More on DNA

I am posting this in the hope that someone will either confirm my theories or tell me that I am completely wrong.

If I share a single 3 cM segment of DNA with someone, then there is a 97% probability that it is due to random factors. Turning it round, there is only a 3% chance of a genuine match. (Source: The DNA Geek, and others.) Unless there is other evidence, then the sensible course of action is to give up and look elsewhere. At 4 cM, it is still overwhelmingly likely (81.5%) that the so-called match is due to chance. Most identical twins do not have totally identical DNA (Source: article published in Nature Genetics, 7 January 2021, quoted by Smithsonian Magazine. Only 38 out of 381 had identical DNA.) Small mutations take place in the womb. These mutations accumulate with time, giving rise to false positives. At 5 cM, the odds of a true match are roughly 50:50. So far, this is all very discouraging.

But what about multiple small matches? You might be aware of the example of the odds of children in a class sharing the same birthday. With only two children, the chances are 364/365, or 0.27%. With 10 children, the chances rise to 11.7%. (364/365 x 363/365 etc., etc.) For 23 children, the odds that two of them share the same birthday rise to 50.7%. That is simple mathematics. Make your own spreadsheet and check it out!

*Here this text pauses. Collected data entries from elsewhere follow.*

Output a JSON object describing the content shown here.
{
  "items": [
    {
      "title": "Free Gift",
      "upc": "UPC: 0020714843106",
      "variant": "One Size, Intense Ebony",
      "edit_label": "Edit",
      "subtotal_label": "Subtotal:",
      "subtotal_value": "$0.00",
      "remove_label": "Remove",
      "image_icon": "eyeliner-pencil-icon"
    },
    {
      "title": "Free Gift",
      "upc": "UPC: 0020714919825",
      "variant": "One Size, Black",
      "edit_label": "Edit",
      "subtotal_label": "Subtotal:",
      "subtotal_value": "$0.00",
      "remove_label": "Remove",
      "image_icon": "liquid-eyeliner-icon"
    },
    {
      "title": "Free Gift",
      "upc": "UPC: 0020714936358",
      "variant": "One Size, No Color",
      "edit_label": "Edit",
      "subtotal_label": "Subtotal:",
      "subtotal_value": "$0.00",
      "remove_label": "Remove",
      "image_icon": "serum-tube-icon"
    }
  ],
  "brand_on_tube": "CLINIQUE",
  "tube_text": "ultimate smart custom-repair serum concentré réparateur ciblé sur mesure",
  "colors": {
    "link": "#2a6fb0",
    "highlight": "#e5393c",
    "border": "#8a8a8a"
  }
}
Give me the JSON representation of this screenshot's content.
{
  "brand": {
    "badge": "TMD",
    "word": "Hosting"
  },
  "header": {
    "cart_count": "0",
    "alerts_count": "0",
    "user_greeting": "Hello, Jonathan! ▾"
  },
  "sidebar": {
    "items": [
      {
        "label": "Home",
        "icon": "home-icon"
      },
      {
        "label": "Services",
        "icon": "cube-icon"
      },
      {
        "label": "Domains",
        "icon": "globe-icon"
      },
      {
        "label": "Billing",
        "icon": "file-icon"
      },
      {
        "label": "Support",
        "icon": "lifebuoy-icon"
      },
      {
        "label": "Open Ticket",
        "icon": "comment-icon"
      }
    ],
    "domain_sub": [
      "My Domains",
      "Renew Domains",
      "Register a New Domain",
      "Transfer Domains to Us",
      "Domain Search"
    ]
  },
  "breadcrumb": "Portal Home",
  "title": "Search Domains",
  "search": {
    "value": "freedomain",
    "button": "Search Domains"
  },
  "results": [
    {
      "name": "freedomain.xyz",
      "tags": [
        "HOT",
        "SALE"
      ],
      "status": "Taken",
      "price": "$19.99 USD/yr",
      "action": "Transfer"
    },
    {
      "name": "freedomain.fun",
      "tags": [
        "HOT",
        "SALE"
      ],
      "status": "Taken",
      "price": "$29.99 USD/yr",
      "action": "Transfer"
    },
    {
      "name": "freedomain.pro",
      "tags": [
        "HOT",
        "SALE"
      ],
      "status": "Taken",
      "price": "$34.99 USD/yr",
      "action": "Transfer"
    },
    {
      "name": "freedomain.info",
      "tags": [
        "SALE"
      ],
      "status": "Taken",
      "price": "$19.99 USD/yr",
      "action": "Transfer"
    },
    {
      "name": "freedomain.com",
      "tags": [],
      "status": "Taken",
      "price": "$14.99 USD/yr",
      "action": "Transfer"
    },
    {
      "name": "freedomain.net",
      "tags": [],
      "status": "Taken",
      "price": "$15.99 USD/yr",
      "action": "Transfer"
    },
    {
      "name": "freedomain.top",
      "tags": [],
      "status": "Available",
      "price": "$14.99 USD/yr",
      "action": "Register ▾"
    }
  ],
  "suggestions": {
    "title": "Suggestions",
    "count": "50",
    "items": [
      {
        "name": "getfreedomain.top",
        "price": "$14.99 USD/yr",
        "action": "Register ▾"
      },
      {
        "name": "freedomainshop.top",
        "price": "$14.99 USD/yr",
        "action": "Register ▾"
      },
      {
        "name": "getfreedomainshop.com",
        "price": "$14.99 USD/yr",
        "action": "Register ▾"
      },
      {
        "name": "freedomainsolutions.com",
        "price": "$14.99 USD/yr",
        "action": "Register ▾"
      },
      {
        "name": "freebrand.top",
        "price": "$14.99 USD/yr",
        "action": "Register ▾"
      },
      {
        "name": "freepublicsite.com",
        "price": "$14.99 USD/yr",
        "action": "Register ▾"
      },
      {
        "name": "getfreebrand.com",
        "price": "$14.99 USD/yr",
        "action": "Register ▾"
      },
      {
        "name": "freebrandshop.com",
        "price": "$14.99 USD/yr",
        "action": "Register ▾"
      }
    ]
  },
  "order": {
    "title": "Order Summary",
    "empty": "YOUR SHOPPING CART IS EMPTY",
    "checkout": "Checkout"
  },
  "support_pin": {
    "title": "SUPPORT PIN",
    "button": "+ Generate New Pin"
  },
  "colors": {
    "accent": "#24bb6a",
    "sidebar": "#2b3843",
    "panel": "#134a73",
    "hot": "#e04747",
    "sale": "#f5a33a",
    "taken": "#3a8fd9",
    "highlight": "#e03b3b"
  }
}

I am a member of the Roscommon Ireland DNA Facebook Group. All of the members have posted their DNA onto Gedmatch. When carrying out a comparison between two samples, the default setting for analysis is 7 cM. Anything below that does not show. The minimum that can be set (at least on the free version) is 3 cM. Given the likelihood of false positives at that level, this might seem to be a waste of computing power. I ran a comparison on a sample from another member and found nineteen matches across the chromosomes. The largest hit was only 4.6 cM, tailing all the way down to 3.0, but the total was 67.1 cM. Applying the mathematics suggests that the chance of all nineteen being false positives is only 7.7%, or 1 in 13.

The big question remains: can I apply standard probability theory to DNA results in this way?

I appreciate that very low levels of match indicate that the common ancestor must be way back in time. But, picking up on my ‘looking for faint stars’ post, at least we will know that there is a connection, a star, to find. It is not due to metaphorical dust on the lens.